I think that one of the things that sets Association of Lutheran Church Musicians conferences apart from other meetings of professional musicians, like American Guild of Organists conventions, is in its emphasis, number and variety of worship services. I had told you about the opening Morning Prayer, where the assembly mostly sang a capella (without accompaniment), contrasted with the very grand opening Eucharist, with the glorious National Lutheran Choir accompanied by organ and brass.
Last night we heard the Valparaiso University Bach Choir, conducted by Christopher M. Cock in an Evening Prayer service. They began with a Bach motet, Der Geist hilft unsrer Schwachheit auf, BWV 226, then sang two of Frank Ferko’s Hildegard Motets. The heart of the service was Bach Cantata 94, Was frag ich nach der Welt, BWV 94 and Psalm 22 by Felix Mendelssohn Bartholdy.
But it was the intimacy and simplicity of this morning”s Service of the Word that seemed to speak to me. It was a small ensemble of piano, flute, bass guitar, oboe, clarinet, and vibes that accompanied this service, in very contemporary but appealing and lush harmonies. They even did a Peter Hallock psalm (from the Ionian Psalter) with a cantor singing the verses, accompanied on vibes! This was a new way (to us) to sing the Ionian Psalms, and sounded gorgeous! The pianist came in on the antiphon.
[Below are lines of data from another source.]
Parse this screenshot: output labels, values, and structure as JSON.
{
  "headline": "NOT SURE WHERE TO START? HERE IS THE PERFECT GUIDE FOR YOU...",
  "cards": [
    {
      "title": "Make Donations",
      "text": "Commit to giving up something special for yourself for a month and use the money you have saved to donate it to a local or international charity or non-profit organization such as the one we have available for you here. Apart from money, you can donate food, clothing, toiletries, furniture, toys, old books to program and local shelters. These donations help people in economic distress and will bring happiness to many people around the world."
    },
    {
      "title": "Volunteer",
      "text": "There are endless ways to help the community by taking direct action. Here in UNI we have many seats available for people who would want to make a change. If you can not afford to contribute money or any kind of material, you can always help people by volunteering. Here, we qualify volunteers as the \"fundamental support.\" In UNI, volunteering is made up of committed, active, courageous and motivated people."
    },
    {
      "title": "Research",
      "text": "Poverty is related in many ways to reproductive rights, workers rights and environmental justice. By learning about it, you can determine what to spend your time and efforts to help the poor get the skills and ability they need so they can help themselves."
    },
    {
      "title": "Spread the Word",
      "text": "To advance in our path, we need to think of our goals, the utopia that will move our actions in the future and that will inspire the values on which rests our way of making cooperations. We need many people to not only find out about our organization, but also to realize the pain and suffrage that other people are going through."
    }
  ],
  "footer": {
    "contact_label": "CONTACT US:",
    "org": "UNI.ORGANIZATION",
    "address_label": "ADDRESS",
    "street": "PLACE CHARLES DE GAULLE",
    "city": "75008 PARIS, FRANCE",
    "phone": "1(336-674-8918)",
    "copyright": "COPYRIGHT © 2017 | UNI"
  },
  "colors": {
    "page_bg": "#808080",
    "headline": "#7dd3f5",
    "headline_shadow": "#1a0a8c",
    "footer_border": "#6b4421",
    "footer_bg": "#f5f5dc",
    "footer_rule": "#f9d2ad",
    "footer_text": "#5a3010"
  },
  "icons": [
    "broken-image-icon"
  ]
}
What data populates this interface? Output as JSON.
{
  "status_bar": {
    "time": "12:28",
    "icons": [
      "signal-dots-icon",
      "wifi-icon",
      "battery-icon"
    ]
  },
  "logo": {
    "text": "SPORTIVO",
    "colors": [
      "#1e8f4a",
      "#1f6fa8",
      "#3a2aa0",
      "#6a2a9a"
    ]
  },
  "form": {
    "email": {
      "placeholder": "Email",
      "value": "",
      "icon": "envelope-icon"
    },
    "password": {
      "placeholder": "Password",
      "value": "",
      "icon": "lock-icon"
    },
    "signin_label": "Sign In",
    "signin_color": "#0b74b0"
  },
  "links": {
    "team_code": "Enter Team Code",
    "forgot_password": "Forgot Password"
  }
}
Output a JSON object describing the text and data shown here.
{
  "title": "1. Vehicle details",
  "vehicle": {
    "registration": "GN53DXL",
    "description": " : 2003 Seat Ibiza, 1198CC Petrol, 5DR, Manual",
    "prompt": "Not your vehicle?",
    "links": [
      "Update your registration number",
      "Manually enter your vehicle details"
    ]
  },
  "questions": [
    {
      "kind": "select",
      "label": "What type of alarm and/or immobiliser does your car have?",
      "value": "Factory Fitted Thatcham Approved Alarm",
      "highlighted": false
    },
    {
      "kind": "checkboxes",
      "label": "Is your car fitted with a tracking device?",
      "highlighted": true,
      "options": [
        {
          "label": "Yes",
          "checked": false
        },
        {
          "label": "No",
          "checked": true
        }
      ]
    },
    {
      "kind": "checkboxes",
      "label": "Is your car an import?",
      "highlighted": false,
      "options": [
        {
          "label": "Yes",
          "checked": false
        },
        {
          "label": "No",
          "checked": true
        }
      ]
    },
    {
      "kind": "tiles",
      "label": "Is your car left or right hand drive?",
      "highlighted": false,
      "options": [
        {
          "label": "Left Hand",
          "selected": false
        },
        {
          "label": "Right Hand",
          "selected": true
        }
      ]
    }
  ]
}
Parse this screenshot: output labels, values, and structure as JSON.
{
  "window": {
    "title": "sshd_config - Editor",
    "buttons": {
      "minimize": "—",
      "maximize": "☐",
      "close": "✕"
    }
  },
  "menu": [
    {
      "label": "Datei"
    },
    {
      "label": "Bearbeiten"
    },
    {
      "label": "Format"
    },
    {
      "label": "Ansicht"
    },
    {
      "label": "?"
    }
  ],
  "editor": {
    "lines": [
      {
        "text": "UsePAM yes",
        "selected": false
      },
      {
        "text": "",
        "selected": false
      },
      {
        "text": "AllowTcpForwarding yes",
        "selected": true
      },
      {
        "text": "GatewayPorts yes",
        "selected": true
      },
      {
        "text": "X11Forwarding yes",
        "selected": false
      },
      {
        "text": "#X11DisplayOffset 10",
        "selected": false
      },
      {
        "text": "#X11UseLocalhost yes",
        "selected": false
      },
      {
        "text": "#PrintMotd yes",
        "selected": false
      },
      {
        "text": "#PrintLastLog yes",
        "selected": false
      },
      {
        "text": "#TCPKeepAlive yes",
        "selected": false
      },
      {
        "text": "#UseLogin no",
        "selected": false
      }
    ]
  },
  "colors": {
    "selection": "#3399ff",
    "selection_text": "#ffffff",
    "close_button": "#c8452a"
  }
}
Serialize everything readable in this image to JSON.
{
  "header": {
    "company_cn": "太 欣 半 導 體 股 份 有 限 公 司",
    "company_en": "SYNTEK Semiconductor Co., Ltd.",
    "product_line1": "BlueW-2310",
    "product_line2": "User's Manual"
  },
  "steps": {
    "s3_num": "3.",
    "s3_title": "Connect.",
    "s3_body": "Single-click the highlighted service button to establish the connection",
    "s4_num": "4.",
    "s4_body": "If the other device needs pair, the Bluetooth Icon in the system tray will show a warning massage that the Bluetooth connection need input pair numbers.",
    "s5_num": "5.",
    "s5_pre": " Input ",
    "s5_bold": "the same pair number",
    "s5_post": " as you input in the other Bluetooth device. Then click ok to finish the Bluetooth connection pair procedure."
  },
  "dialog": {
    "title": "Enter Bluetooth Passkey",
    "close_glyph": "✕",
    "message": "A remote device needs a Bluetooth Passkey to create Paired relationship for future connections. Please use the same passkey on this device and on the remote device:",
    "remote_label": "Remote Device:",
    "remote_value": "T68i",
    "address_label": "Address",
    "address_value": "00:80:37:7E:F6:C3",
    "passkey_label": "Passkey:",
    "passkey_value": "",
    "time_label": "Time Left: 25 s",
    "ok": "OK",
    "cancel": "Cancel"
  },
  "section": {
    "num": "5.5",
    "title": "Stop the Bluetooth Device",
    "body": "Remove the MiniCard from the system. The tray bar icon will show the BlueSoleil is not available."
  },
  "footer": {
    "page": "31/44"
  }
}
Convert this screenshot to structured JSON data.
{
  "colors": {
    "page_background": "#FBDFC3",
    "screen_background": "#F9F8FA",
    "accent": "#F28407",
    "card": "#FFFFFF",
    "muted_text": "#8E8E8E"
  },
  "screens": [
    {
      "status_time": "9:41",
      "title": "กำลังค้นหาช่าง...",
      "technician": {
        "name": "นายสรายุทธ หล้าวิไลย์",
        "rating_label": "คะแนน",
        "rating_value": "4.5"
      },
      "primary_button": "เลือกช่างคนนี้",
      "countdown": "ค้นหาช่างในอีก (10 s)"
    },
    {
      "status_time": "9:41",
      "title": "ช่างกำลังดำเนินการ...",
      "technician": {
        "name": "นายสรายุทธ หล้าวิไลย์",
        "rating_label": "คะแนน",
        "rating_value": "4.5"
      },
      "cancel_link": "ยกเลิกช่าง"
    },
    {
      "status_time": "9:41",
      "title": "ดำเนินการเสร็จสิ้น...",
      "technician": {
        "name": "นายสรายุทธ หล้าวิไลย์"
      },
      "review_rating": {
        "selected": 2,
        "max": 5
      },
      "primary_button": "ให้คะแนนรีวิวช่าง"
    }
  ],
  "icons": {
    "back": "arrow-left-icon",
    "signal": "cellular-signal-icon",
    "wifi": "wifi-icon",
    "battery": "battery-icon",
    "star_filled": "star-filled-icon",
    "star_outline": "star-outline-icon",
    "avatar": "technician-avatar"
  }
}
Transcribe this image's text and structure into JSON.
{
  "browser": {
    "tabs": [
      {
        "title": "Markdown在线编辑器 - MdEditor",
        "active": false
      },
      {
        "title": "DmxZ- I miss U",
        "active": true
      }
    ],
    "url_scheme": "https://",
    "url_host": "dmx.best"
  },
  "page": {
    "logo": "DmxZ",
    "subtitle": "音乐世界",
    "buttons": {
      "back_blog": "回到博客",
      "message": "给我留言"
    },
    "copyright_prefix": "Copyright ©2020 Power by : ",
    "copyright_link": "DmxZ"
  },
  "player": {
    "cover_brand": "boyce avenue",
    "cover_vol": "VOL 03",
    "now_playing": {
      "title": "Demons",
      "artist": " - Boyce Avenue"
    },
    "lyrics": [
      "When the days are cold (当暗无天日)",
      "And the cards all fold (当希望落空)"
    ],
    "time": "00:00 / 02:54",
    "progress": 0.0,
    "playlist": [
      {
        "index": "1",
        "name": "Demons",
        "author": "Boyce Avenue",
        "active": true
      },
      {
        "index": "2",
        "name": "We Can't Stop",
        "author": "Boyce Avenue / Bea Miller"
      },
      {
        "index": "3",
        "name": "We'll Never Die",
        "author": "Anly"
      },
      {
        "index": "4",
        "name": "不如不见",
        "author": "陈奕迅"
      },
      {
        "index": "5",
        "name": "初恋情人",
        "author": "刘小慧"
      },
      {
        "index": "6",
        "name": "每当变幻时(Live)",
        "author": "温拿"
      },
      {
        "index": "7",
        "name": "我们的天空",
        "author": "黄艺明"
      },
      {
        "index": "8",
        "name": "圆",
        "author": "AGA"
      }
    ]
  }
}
One of the most powerful liturgical events that happened during this service was the Anointing for Healing. Each person had hands laid upon his or her head, and a cross was drawn with oil on each person’s forehead. In past ALCM conferences, this cross was drawn on the hands of each person there, since it is with hands that church musicians play the organ, conduct choirs and play handbells. But the very act itself is significant and I loved the words of one of the hymns we sang: How clear is our vocation (from the Evangelical Lutheran Worship hymnal, #581)
How clear is our vocation, Lord, when once we heed your call to live according to your word and daily learn, refreshed, restored, that you are Lord of all, and will not let us fall.
But if, forgetful, we should find your yoke is hard to bear; if worldly pressures fray the mind and life itself cannot unwind its tangled skein of care; our inward life repair.
We marvel how your saints become in hindrances more sure; whose joyful virtues put to shame the casual way we wear your name, and by our faults obscure your power to cleanse and cure.
In what you give us, Lord, to do together or alone, in old routines or ventures new, may we not cease to look to you, the cross you hung upon, all you endeavored done.